Hoy, todos somos people. A partir de la proliferación de Facebook, imitamos las conductas tanto de las estrellas de Hollywood como de las revistas del corazón en un mecanismo que nos convierte a la vez en celebridades momentáneas y en paparazzi de nosotros mismos ─y todo ello de forma voluntaria. No nos cansamos de airear nuestra vida privada con fotos, comentarios y actualizaciones que siguen el patrón del Hola! o TV y Novelas ─o de Paris Match, otra joya francesa─, al tiempo que hurgamos sin tregua en las de nuestros “amigos”. Y, mientras cedemos nuestra vida privada a medios privados como Twitter o Facebook, todos nuestros datos, todas nuestras búsquedas y toda nuestra vida virtual quedan registrados en la Red, desde la cual decenas de empresas tecnológicas ─igualmente privadas─ realizan agregados de datos que luego venderán a otras empresas, o incluso a los gobiernos, para que éstos las usen a su conveniencia, sea para identificar nuestros gustos sobre qué vendernos o adivinar posibles actos criminales.

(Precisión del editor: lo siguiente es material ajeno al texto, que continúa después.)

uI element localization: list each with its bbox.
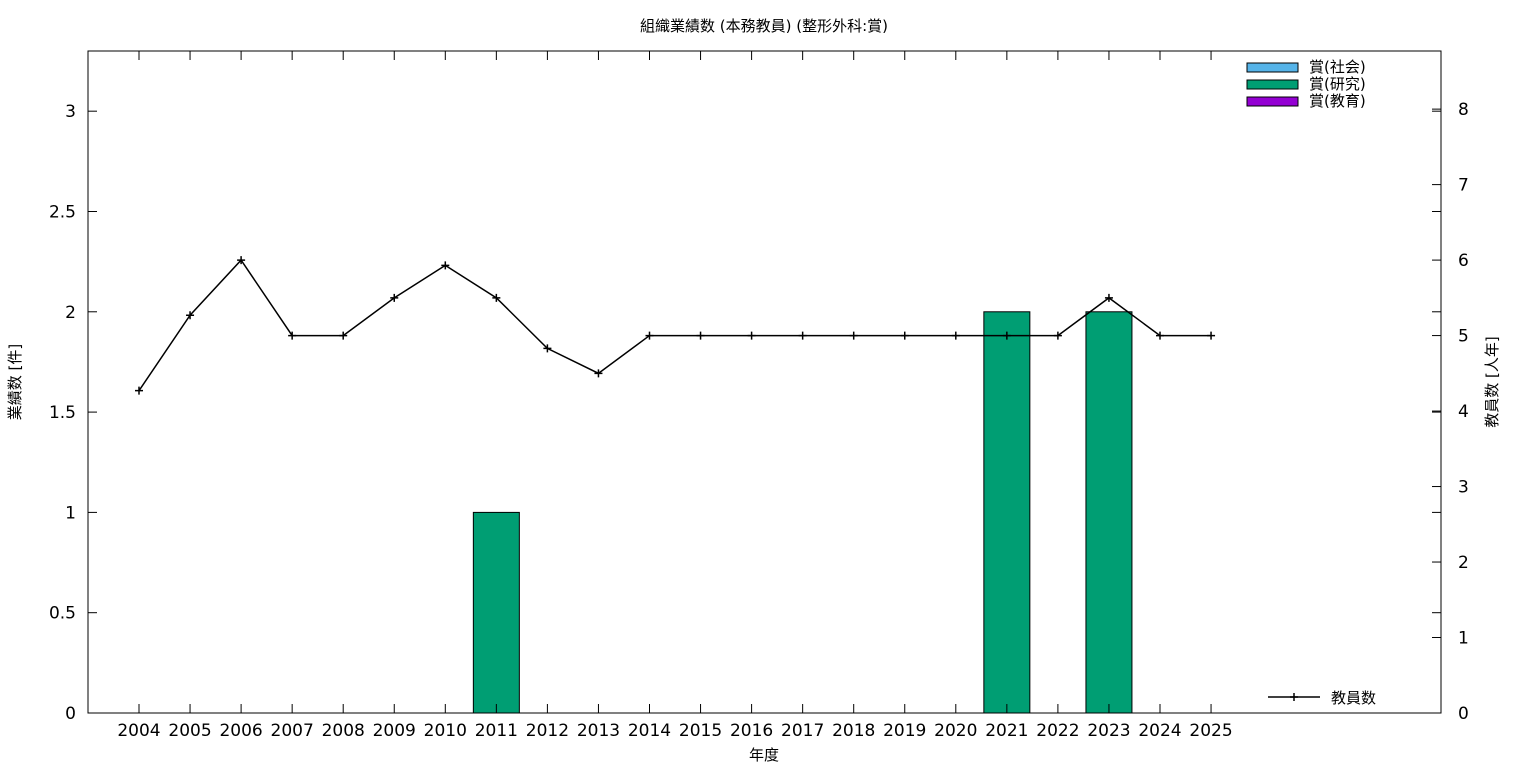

¿Intimidad? Si nosotros mismos ventilamos a cada segundo nuestra vida cotidiana, así como las de nuestros familiares y amigos; si el conjunto de nuestra existencia virtual es almacenada y entregada a terceros; y si decenas de agencias monitorean cada una de nuestras comunicaciones, queda claro que nuestra intimidad en nada se parece a la que prevalecía en el Siglo XIX ─o a la que pretende defender Hollande. La gran paradoja de nuestro tiempo es que nunca ─ni siquiera con los regímenes totalitarios─ habíamos estado tan vigilados por el poder; nunca un gobierno o una empresa había dispuesto de tanta información sobre nosotros; y, a la vez, nunca habíamos sino tan desinhibidos a la hora de exhibirnos frente a los demás.